De pronto, el 'cinexin' de una vida
Desde la contraportada de un semanario del papel cuché nos incrusta en la nuestra una mirada marrón y serena, mezcla de no haber roto un plato y de un "aquí estoy yo" poderoso y racial y hasta puede (aunque ésta es una estricta apreciación subjetiva) que con un punto de melancolía, como de estar pensando en cosas tristes.
Los ácidos hialurónicos y los pro-xylanes que Penélope nos vende para "una piel de juventud" pueden parecer una bobada pero venían a ser, hasta esta madrugada de sonrisas y lágrimas en Los Ángeles, la metáfora lateral de la gloria y el triunfo arrancado al destino por aquella niña de Alcobendas: ni más ni menos que la imagen universal y multimillonaria de una marca líder en la venta de productos de belleza. Penélope Cruz vendiéndonos la moto de la eterna juventud. Penélope Cruz vendiendo a España, y luego al mundo, a todo aquel que se deje, la fascinante moto de los tocados por la magia del cine.

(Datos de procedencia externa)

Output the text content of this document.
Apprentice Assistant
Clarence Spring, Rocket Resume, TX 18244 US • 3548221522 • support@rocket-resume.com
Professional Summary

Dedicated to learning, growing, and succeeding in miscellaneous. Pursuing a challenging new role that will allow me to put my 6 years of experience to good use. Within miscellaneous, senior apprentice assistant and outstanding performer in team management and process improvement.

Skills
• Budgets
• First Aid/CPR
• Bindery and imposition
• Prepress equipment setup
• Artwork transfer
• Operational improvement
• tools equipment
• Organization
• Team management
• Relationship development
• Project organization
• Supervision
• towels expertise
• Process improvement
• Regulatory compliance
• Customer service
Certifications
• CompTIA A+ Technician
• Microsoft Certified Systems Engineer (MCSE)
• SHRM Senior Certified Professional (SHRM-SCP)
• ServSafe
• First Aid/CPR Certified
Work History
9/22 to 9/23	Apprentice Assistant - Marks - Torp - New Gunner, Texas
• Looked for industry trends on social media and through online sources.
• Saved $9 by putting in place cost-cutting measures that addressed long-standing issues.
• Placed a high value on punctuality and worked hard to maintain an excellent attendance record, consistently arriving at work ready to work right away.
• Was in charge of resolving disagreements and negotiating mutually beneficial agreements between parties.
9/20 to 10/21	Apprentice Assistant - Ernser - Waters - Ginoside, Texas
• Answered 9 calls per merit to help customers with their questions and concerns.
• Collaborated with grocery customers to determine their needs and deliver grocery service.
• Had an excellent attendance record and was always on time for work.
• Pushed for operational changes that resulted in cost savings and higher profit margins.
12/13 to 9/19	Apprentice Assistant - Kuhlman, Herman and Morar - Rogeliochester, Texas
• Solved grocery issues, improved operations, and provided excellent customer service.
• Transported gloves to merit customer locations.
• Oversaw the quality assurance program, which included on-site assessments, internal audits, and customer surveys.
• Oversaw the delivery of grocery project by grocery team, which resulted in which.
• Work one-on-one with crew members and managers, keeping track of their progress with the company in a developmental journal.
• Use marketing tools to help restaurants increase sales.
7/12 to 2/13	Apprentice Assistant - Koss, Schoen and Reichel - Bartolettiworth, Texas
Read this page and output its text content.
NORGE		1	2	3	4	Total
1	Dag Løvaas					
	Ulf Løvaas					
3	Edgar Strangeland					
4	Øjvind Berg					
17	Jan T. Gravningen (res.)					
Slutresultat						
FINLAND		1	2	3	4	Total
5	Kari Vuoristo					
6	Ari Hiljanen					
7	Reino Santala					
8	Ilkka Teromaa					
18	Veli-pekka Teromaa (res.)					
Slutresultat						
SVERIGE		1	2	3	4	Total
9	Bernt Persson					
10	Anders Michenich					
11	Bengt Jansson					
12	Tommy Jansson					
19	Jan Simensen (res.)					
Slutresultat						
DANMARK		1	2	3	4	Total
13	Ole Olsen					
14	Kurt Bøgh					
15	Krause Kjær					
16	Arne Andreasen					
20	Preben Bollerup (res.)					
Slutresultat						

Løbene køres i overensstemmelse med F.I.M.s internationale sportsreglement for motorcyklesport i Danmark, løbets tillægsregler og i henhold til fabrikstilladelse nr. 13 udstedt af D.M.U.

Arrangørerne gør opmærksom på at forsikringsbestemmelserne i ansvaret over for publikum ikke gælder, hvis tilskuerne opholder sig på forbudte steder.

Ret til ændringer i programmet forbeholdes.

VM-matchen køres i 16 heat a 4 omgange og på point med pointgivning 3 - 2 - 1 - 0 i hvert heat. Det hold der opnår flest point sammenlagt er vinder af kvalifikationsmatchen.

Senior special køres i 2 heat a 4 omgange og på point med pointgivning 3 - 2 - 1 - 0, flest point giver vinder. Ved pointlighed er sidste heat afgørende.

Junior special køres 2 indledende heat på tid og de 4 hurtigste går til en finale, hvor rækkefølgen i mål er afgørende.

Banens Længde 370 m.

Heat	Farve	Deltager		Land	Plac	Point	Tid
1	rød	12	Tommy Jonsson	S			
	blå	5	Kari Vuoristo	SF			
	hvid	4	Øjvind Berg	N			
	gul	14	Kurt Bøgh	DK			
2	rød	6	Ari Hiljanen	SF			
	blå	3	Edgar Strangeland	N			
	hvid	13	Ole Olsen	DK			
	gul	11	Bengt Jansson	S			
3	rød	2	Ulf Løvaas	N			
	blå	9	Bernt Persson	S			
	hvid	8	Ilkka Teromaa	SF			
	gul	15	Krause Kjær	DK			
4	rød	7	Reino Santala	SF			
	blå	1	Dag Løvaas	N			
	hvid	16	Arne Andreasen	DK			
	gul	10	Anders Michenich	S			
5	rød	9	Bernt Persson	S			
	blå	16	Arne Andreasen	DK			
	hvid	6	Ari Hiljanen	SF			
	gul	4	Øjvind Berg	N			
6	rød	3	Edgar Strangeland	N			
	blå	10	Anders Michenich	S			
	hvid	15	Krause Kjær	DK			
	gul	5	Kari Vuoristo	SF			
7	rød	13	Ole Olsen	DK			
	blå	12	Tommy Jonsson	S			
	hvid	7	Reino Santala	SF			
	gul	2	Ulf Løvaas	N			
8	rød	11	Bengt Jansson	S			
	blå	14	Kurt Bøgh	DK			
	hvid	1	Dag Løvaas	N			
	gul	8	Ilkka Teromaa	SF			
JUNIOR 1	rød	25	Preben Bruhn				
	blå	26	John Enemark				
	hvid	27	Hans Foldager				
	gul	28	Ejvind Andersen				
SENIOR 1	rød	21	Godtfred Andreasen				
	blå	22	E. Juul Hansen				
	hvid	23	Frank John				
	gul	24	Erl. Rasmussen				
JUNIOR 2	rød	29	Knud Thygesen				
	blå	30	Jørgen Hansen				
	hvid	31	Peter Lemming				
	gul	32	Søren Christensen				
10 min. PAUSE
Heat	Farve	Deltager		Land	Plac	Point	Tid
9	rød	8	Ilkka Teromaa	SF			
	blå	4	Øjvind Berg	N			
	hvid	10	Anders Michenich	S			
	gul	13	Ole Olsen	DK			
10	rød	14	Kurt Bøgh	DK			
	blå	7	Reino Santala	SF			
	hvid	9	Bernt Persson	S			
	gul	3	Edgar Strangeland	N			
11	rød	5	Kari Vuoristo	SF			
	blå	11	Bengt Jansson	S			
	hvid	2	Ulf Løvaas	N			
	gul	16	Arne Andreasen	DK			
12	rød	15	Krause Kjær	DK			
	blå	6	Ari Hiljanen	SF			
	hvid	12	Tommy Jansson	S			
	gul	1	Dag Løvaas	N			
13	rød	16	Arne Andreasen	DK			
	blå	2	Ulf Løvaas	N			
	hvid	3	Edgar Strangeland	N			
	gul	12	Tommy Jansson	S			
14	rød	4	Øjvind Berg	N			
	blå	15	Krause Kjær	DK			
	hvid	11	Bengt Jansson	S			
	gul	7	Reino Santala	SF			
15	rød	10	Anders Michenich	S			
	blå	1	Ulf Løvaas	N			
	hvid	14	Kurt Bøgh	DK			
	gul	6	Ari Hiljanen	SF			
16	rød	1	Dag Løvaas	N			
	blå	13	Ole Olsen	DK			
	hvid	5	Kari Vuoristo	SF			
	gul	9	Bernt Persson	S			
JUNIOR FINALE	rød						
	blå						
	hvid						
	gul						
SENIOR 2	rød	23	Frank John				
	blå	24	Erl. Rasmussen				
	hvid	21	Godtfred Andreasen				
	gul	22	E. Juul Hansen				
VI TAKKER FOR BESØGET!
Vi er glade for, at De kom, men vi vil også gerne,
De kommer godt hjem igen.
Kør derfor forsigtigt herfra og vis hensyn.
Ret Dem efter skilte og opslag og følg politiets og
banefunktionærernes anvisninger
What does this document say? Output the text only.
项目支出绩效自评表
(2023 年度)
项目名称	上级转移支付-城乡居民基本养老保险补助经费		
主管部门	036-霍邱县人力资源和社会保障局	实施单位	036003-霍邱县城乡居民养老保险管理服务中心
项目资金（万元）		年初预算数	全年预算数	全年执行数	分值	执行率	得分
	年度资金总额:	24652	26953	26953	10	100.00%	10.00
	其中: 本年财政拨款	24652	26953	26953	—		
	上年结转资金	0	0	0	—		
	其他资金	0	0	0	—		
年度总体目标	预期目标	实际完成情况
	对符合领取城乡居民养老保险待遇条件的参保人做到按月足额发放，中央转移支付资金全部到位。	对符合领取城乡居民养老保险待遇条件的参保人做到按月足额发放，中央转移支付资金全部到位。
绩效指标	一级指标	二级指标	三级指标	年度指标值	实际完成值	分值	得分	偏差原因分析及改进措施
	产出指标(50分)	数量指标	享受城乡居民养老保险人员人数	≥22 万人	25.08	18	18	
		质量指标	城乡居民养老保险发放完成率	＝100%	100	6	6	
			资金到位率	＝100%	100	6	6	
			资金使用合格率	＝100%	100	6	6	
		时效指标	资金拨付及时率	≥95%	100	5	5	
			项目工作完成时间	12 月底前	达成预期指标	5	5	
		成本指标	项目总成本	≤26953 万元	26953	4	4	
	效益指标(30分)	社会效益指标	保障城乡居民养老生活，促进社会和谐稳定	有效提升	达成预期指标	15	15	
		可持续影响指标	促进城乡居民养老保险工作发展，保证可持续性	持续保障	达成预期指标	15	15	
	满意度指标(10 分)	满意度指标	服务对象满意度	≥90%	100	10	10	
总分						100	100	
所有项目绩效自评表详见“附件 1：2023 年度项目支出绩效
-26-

La carroza de Cenicienta hace tiempo que se fue. Pero los zapatos siguen debajo de la cama
El Oscar de Vicky Cristina Barcelona, película salvada (si es que se la puede salvar) por la sabiduría y la rabia de esta actriz de dimensiones todavía insospechadas, viene a recompensar la decisión, el esfuerzo y el duende de la única actriz española de dimensión mundial.
No se sabe si es cierto que la antesala de la muerte proyecta la vida en segundos, pero ayer daba la sensación, viendo a Penélope Cruz en el teatro Kodak, que ese urgente cinexin le pasaba a toda máquina por su cabeza: la peluquería de su madre en Alcobendas, sus hermanos, las clases de ballet en Madrid y Nueva York, la televisión de La quinta marcha, aquel videoclip de Mecano inequívocamente ochentero y de título premonitorio (La fuerza del destino), el ascendente de Almodóvar, el padre protector Bigas Luna, Javier Bardem y Jordi Mollà, la Belle époque junto a Fernando Trueba, que la convirtió después en la niña de sus ojos; el magisterio de Fernán-Gómez, la inmersión en la comedia inteligente con Manuel Gómez Pereira, el parto en el autobús urbano de Carne trémula, de Almodóvar, por fin; el viaje iniciático (y se supone que penoso, viendo algunos de los "naufragios" en los inicios de su carrera americana) a Hollywood, Tom Cruise, su desoladora encarnación de piltrafa humana en la película No te muevas... el advenimiento de Raimunda, mujer visceral, mujer universal... cumbre absoluta de una carrera, Volver, volver a Almodóvar, segundo padre.
Aquella tarde de calor, hace cinco años, en Cannes, Penélope Cruz viajaba a bordo de unos vaqueros azules y de una blazer negra. Nerviosa, desconfiada y contenida (por aquel entonces se estaban escribiendo abundantes bobadas sobre su vida privada, marca de la casa en este santo solar patrio), saludó al periodista y empezó a hablar con frialdad de su papel en No te muevas, de Sergio Castellitto, proyectada dentro de una sección paralela del festival.
La entrevista transcurría muy profesional y sin alma, hasta que, a la pregunta "¿Cómo hace usted para ponerse al servicio de un personaje?", la actriz perdió la mirada unos larguísimos segundos, cogió aire y soltó algo que podía parecerse mucho a un nuevo género: la autobiografía a botepronto: "Creo que mis orígenes, el hecho de no haber crecido en una familia millonaria, me ha ayudado. A mí nunca me faltó de nada, pero siempre gracias al esfuerzo de mis padres. Me compraban ropa dos veces al año, para la temporada de invierno y para la de verano, y yo me despertaba por la noche y me acordaba de que me habían comprado zapatos, y me preguntaba: ¿será verdad o será un sueño? Y miraba debajo de la cama, los tocaba, los olía y me volvía a dormir. Estas cosas, cuando no las tienes, las valoras mucho más, claro".
Penélope Cruz ganó la pasada madrugada su primer Oscar. La carroza de Cenicienta hace tiempo que se fue. Pero los zapatos siguen debajo de la cama.